CATALOG combines multiple FMs, including a large language model (LLM), CLIP, LLaVA, and BERT. The model's innovative approach involves three key components. First, it combines text information from various sources, including LLM-generated descriptions and predefined templates, by calculating the centroid in the embedding space. This creates a more robust and comprehensive representation of each animal category. Second, CATALOG aligns the multi-modal (text and image) features using a convex combination of different sources, controlled by a hyperparameter α. The alignment is calculated using the following formula: S = αW + (1 - α)Q, where W and Q represent the cosine similarity matrices between text and image embeddings, and text and image-text embeddings, respectively. Third, it utilizes a contrastive loss function to train the model, encouraging it to learn domain-invariant features. This loss function is defined as: L(S) = (1/B) Σᵢ [-log (exp(Sᵢₖ/T) / Σⱼ exp(Sᵢⱼ/T))], where B is the batch size, Sᵢₖ is the similarity between the i-th image and its correct class k, T is a temperature parameter, and j iterates over all classes.
The researchers evaluated CATALOG on two benchmark datasets: Snapshot Serengeti and Terra Incognita. In out-of-domain evaluations (trained on Snapshot Serengeti, tested on Terra Incognita), CATALOG achieved an accuracy of 48.59% on the Cis-Test set and 41.92% on the Trans-Test set, significantly outperforming existing FMs like CLIP and WildCLIP. In in-domain evaluations (training and testing on the same dataset), CATALOG achieved 90.63% accuracy on Snapshot Serengeti and 89.64% and 84.32% on the Cis-Test and Trans-Test sets of Terra Incognita, respectively. Ablation studies confirmed the importance of each component of CATALOG, particularly the CLIP image encoder and the combined use of LLM descriptions and predefined templates. CATALOG represents a substantial step forward in camera trap image recognition. Its ability to leverage multiple FMs and learn domain-invariant features makes it particularly well-suited for real-world applications where domain shift is a major challenge. While the model shows promising results, further research is needed to improve its performance in out-of-domain scenarios and to close the gap between in-domain and out-of-domain accuracy. Collecting larger, more diverse datasets and incorporating expert knowledge are promising avenues for future development.

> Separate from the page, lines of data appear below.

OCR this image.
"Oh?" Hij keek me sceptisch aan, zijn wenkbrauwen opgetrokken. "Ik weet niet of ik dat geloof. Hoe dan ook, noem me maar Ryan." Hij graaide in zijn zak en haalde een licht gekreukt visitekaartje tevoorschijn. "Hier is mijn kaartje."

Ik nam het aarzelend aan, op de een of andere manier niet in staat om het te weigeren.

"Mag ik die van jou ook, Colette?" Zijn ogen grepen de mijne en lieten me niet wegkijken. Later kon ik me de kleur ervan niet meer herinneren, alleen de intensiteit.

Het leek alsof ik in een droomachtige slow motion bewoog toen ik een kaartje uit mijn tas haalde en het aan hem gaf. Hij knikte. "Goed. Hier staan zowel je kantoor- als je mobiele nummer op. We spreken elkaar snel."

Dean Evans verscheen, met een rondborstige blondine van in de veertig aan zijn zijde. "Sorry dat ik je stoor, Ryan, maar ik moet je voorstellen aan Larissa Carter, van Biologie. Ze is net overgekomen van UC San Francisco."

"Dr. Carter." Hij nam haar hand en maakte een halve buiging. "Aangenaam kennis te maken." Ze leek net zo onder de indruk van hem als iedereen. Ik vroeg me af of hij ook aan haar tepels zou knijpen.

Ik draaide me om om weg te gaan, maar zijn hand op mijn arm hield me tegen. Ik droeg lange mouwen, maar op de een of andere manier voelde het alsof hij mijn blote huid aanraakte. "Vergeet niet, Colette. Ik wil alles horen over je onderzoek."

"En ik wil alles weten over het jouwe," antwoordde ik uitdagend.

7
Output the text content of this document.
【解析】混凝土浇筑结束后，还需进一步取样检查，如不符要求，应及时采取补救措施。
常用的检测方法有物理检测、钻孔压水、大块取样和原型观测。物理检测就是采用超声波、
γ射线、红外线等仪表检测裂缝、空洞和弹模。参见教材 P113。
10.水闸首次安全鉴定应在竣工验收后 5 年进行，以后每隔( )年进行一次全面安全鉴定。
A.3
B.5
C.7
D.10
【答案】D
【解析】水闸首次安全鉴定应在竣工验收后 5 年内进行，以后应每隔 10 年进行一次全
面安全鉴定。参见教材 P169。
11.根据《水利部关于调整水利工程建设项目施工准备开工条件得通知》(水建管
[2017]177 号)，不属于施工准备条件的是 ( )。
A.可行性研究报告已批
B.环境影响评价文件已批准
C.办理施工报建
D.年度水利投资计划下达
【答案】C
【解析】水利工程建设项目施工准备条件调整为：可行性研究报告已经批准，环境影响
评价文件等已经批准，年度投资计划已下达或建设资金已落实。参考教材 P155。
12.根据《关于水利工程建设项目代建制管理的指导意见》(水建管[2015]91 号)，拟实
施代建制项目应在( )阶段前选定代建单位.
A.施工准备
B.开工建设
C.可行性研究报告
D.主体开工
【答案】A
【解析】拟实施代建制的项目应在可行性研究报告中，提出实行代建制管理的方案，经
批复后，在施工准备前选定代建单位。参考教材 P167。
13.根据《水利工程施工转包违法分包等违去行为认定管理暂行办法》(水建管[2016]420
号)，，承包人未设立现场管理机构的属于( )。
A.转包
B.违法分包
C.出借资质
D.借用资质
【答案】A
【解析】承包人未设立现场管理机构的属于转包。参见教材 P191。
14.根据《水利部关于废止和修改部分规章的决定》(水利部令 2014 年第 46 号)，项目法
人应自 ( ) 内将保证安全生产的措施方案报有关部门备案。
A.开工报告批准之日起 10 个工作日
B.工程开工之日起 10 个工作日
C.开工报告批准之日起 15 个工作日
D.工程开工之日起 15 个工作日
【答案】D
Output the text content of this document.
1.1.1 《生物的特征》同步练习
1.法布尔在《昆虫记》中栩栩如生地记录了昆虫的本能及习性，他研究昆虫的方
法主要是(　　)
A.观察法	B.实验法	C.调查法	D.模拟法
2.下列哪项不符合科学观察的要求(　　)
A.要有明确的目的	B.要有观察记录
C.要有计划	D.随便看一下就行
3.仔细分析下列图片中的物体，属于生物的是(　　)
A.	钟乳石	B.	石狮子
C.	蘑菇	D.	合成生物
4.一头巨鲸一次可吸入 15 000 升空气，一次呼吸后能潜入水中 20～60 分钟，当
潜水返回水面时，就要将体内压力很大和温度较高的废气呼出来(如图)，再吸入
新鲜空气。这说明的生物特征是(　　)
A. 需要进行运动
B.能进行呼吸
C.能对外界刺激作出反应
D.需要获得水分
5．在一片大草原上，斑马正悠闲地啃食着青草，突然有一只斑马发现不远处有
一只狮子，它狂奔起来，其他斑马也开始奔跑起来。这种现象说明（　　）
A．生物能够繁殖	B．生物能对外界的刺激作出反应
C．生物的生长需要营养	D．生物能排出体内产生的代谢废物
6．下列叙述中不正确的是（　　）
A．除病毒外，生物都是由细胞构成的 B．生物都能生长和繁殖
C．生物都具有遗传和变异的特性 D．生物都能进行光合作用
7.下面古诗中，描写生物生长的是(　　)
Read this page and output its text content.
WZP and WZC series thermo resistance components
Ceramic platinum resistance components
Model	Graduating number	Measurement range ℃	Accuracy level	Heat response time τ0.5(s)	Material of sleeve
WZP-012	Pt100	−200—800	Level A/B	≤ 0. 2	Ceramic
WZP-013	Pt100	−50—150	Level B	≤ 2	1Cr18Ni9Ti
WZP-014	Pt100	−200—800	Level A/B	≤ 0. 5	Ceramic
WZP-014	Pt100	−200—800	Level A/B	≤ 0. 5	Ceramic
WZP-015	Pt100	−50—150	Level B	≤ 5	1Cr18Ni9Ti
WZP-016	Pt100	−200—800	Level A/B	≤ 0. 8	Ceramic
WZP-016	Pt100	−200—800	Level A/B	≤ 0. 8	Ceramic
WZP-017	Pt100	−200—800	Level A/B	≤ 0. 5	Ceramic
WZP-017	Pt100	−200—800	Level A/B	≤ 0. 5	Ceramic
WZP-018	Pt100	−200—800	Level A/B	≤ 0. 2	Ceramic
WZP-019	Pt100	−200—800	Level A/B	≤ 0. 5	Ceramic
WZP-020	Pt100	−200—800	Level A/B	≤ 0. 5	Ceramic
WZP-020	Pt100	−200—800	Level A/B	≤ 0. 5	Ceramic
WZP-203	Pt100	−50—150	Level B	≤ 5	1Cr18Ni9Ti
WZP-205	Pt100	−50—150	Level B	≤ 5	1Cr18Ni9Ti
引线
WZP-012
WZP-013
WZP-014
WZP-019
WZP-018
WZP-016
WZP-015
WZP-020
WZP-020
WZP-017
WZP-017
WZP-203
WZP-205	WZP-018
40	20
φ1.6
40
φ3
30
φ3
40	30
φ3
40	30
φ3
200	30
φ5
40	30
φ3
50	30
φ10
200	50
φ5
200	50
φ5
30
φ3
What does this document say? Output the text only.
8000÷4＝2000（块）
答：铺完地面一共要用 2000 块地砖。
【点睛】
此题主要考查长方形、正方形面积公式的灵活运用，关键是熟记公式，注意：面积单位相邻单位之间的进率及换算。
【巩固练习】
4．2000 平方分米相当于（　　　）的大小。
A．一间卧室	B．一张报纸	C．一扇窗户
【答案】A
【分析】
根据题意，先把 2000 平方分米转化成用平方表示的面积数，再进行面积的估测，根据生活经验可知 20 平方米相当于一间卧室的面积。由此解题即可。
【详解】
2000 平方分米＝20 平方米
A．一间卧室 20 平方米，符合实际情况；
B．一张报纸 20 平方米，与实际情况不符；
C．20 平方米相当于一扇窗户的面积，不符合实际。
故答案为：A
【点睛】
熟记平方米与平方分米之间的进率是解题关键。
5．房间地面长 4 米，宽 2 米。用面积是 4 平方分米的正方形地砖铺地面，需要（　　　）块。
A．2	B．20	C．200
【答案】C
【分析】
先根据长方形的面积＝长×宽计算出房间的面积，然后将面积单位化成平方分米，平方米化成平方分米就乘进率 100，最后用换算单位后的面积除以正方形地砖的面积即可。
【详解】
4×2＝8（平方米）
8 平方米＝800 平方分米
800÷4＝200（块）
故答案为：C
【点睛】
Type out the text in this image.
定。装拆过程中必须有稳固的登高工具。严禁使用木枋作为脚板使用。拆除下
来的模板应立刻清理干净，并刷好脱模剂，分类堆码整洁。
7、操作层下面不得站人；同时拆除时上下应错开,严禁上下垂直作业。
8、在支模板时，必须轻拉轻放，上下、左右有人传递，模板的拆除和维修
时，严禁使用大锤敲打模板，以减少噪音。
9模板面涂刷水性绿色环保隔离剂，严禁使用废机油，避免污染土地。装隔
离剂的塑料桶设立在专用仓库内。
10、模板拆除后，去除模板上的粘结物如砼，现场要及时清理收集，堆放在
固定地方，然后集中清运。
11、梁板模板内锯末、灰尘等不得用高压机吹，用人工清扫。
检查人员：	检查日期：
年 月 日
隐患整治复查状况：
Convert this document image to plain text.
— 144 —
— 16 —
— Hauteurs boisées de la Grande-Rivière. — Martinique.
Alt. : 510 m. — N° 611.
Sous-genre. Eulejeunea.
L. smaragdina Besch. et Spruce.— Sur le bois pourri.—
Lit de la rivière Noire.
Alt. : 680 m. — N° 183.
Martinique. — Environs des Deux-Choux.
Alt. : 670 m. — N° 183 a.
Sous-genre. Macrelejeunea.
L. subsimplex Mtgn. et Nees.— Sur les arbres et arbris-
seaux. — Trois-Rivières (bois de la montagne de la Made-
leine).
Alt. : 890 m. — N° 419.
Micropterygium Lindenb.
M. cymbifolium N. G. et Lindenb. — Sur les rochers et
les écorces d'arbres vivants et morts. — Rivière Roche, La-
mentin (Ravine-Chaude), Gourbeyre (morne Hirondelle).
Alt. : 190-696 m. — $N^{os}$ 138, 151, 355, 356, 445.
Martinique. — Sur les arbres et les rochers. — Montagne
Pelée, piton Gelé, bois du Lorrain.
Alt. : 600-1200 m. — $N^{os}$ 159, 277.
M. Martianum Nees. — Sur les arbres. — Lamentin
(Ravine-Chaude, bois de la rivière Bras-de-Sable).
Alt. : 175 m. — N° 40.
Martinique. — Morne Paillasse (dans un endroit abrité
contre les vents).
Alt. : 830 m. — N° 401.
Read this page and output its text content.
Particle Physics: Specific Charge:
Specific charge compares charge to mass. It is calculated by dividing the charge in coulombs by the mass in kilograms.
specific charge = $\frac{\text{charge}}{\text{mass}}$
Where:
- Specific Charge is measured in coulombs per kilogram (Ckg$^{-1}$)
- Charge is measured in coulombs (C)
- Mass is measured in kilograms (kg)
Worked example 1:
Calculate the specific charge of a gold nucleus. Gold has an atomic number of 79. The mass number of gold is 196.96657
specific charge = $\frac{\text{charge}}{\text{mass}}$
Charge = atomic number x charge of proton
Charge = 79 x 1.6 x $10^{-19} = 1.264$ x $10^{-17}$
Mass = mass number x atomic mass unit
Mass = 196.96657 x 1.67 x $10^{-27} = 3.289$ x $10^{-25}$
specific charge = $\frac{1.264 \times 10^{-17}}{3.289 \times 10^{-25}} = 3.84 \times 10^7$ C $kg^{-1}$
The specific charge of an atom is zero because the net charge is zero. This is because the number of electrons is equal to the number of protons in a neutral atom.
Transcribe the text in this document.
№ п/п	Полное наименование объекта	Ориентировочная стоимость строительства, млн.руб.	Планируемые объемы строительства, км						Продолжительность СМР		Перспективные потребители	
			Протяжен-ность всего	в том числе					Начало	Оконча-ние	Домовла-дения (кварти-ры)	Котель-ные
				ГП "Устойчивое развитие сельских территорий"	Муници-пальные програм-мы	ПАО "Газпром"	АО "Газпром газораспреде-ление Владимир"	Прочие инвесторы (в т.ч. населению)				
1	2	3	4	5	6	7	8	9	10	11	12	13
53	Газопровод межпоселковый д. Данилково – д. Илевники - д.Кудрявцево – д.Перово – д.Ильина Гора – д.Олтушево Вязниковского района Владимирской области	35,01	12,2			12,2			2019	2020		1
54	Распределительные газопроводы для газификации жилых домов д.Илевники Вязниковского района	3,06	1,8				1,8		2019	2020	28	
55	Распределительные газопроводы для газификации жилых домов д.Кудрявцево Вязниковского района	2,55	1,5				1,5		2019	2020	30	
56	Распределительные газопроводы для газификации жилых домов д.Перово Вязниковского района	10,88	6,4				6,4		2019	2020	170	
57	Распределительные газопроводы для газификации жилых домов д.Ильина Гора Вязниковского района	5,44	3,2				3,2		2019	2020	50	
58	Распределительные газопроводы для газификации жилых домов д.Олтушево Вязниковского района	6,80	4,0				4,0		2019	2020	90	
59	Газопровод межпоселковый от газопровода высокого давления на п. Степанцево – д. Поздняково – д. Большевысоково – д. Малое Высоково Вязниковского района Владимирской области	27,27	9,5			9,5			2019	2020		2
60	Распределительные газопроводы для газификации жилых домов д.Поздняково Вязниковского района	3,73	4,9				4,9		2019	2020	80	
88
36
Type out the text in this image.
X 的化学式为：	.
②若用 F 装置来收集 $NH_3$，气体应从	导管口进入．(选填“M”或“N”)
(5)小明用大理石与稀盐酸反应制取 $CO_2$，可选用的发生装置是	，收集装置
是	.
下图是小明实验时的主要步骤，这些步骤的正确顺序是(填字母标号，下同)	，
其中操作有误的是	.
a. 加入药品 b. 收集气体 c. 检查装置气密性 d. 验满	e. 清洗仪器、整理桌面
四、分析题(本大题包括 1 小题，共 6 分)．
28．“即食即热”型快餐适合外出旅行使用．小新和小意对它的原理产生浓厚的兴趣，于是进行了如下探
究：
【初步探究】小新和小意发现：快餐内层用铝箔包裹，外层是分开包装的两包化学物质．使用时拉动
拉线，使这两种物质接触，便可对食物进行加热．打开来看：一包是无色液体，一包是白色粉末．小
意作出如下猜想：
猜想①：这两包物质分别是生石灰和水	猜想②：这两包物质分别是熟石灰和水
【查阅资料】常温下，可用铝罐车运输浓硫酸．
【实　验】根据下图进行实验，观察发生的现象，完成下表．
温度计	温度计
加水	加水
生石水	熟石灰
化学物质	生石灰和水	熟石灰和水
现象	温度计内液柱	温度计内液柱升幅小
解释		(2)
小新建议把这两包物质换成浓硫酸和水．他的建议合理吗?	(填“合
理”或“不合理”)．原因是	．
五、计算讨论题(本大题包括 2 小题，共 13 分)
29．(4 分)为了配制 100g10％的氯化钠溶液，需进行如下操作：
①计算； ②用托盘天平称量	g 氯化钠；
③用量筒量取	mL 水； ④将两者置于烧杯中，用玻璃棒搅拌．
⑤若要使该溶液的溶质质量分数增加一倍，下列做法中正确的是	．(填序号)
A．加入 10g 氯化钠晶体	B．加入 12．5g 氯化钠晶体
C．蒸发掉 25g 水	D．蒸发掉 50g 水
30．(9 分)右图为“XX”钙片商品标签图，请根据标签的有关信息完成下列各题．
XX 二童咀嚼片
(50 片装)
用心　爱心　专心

This newsletter has showcased several significant advancements in the field of multimodal image and text foundation models. From unifying patch and WSI analysis in computational pathology with CPath-Omni to leveraging the inherent attention mechanisms of pre-trained MLLMs for GUI grounding with TAG, these models are pushing the boundaries of what's possible. The introduction of MEDMAX, a large-scale biomedical instruction-tuning dataset, and the knowledge-enhanced KEEP model for cancer diagnosis further demonstrate the transformative potential of these models in specialized domains. Finally, CATALOG's innovative approach to camera trap image recognition highlights the power of combining multiple FMs and contrastive learning to address the challenges of domain shift. These advancements underscore the rapid pace of innovation in this field and pave the way for even more powerful and versatile multimodal models in the future.